Especially in earlier periods, some of the witnesses even copied the entire text of the contract, a very cumbersome procedure which showed that at least some were good scribes.

Their presence and signatures were essential for the validity of the contract, as is indicated by the fact that their names where copied when the contract needed to de duplicated, but also by claims that a contract was invalid ‘because it had not yet been filled with witnesses’.

Their signatures may themselves not have sufficed, however, in case of discussion, as a legal text in great detail stipulates all the rules of validity of a contract in case the witnesses have died and they can no longer confirm the transaction.

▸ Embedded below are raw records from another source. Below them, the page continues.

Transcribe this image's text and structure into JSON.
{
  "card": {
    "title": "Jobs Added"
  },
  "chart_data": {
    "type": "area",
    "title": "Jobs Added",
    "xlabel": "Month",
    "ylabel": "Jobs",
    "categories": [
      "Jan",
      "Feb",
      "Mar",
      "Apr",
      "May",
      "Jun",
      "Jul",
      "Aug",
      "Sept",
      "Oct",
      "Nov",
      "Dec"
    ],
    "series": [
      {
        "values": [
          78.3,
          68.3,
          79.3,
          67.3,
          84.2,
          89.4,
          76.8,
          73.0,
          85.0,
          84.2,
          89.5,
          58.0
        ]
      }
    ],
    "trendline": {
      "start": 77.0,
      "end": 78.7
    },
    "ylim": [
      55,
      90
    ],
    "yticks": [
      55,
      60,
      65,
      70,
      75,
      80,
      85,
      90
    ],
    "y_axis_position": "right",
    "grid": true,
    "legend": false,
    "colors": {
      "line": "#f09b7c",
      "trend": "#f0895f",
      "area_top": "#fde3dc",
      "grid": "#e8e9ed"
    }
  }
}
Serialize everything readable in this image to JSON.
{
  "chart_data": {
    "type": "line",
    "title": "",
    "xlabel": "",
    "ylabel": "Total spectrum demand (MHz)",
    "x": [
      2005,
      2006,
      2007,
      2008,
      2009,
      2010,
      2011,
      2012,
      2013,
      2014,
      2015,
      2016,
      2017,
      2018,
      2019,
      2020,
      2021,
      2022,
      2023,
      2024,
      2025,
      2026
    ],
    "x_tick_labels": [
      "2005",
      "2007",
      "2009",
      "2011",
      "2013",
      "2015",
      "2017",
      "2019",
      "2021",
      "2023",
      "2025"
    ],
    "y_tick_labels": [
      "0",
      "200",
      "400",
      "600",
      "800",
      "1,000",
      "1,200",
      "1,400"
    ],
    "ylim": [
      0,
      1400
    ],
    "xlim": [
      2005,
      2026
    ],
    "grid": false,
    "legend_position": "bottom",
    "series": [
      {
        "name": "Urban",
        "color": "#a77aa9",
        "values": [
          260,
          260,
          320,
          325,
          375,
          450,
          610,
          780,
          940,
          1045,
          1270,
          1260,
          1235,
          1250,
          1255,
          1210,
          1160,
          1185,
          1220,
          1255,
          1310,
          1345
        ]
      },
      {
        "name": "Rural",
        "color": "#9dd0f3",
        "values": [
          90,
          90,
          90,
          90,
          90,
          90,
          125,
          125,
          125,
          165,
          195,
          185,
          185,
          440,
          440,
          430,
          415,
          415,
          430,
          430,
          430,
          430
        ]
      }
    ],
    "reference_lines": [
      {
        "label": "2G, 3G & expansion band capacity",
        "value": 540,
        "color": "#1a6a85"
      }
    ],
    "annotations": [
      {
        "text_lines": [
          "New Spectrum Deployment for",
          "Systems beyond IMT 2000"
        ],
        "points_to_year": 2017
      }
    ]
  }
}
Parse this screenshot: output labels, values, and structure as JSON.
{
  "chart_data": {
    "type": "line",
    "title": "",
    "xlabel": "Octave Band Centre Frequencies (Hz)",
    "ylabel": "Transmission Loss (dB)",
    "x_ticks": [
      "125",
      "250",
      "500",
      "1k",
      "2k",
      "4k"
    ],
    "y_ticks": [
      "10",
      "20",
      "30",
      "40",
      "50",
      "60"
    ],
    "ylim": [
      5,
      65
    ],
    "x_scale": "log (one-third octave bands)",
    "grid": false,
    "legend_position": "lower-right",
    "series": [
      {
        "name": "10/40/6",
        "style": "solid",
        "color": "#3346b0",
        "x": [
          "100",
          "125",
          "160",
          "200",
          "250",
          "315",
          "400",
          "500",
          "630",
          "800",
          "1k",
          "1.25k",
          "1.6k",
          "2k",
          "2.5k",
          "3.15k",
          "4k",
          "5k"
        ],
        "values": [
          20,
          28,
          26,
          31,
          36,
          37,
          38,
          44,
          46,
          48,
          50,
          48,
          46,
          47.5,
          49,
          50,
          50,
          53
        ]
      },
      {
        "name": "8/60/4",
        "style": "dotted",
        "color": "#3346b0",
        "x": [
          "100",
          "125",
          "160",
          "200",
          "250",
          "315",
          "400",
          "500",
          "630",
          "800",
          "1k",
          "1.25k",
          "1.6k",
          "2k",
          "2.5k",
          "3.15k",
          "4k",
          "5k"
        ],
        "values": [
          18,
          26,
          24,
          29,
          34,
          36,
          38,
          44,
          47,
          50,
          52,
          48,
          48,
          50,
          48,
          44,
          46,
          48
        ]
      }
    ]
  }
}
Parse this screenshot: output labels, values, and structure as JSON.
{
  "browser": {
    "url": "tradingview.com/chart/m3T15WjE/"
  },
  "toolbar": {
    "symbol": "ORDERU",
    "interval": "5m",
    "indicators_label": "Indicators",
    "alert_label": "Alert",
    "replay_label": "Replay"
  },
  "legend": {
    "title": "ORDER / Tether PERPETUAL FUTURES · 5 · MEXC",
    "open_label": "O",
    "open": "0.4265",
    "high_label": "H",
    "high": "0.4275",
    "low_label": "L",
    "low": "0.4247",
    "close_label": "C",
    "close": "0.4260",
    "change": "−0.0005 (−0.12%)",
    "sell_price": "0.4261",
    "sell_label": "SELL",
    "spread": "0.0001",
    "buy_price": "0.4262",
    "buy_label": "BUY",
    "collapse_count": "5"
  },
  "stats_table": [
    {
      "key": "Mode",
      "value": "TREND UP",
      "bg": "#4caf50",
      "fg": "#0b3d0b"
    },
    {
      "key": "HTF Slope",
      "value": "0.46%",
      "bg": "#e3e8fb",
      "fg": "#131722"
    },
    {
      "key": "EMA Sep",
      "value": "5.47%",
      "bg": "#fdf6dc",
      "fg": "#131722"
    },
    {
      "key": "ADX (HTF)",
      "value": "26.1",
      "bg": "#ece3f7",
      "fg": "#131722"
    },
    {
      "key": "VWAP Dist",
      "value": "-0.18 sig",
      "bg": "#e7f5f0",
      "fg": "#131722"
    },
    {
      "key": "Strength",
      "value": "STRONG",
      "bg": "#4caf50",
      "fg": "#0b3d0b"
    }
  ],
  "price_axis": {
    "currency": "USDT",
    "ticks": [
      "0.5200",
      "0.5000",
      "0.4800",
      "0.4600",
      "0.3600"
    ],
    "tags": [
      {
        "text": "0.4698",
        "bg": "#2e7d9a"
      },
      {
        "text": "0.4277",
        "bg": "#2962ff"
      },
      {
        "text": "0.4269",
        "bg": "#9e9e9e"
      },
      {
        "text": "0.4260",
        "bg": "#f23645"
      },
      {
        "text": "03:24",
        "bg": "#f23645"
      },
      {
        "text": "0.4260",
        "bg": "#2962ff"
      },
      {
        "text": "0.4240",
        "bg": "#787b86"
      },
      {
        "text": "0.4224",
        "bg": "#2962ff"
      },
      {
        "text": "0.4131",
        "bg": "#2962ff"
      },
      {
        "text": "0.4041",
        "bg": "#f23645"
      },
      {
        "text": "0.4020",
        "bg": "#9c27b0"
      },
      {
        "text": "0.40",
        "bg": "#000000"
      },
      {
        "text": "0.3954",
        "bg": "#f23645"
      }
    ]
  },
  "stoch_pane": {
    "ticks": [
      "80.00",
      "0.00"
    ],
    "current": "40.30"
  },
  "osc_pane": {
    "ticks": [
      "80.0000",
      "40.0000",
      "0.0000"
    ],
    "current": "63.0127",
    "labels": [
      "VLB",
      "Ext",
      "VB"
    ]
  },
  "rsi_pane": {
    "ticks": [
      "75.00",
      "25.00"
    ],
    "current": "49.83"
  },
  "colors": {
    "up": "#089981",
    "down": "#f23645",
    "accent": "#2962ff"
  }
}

Further confirmation of the validity was provided by subscriptions added underneath the contract by institutions. A first important one was the (most often Greek) tax receipt, which could also be written on a separate sheet of papyrus or an ostracon. The other common subscription is the registration of the contract, almost always in Greek. After third century BC examples the procedure became very common in the middle of the second century BC, when the rules were probably changed and Demotic contracts lost their validity unless they were registered.

After the contract was written, it was not sealed (unlike common practice for some types in Greek), but rolled up and normally handed over to the buyer together with older title deeds concerning the same property, if available. In some cases a so-called ‘neutral’ trustee seems to have kept the document(s), but his role is not well known.